Rozdział piąty dotyczy genezy krytyki pozytywizmu prawniczego Schmitta i Straussa w kontekście ich dialogu na temat Hobbesa i polityczności. Rysują się w tym temacie dwa sztandarowe dla obu myślicieli problemy. Z jednej strony jest to krytyka liberalizmu i pozytywizmu prawniczego z pozycji wyrażonych w Pojęciu polityczności (Schmitt), z drugiej rozwój, pod wpływem jurysty, tezy o tzw. problemie teologiczno-politycznym (Strauss). Te dwie kwestie splatają się w pewnej relacji po kontakcie do jakiego doszło między myślicielami przy okazji Straussowskiej recenzji słynnego tekstu Schmitta. Celem pierwszego podrozdziału jest wykazanie szczególnego związku pojęcia polityczności z teologią polityczną Schmitta, których, naszym zdaniem, nie da się traktować w sposób suwerenny.
Drugi podrozdział poświęcony jest w całości problemowi teologiczno-politycznemu. Próbując zrekonstruować genezę tego problemu jako niezwiązaną ze Schmittem i osadzoną w kontekście żydowskim, dochodzimy do propozycji interpretacji myśli Straussa zawartej w jego Filozofii i prawie z 1935 r. jako znajdującej się pod wpływem spotkania z jurystą. Problematyka rozdziału piątego jest niejako ugruntowaniem dla dojrzałej myśli Straussa oraz kontekstualizacją wyjaśniającą źródła i pierwotne, stałe założenia towarzyszące myśli Straussa w okresie późniejszym. Jest to szczególnie istotne z uwagi na naszą próbę ukazania późniejszej myśli Straussa jako znajdującej się pod, prawie nigdy publicznie nieobjawionym, wpływem Schmitta.

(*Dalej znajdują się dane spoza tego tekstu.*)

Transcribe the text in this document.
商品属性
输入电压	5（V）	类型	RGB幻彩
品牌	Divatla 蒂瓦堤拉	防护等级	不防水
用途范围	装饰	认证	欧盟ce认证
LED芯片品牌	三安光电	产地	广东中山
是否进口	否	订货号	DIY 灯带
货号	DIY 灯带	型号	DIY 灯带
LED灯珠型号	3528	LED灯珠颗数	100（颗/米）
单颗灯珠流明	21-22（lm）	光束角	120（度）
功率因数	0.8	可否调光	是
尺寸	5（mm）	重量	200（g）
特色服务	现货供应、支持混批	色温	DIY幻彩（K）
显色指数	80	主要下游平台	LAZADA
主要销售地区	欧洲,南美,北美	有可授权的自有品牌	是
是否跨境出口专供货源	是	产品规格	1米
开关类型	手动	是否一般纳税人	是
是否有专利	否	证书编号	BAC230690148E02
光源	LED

Wątki mniej lub bardziej obecne w poprzednich częściach pracy znajdują rozwinięcie w najobszerniejszym rozdziale szóstym, który poświęcony jest dojrzałej krytyce pozytywizmu prawniczego w dziełach Schmitta i Straussa. Próbujemy w nim zinterpretować myśl obu Niemców z uwzględnieniem problemu krytyki pozytywizmu prawniczego. Ponieważ w rozdziale trzecim przyjęliśmy, że możliwy jest wpływ Schmitta na Straussa, co znalazło także potwierdzenie pod koniec rozdziału czwartego, za ramy czasowe „dojrzałej” krytyki przyjmujemy lata 1930-1950 (Schmitt) i 1935-1953 (Strauss). Są to oczywiście ramy umowne, gdyż nie da się pewnych kwestii wyjąć poza wcześniejsze lub późniejsze stwierdzenia i dookreślenia danego stanowiska.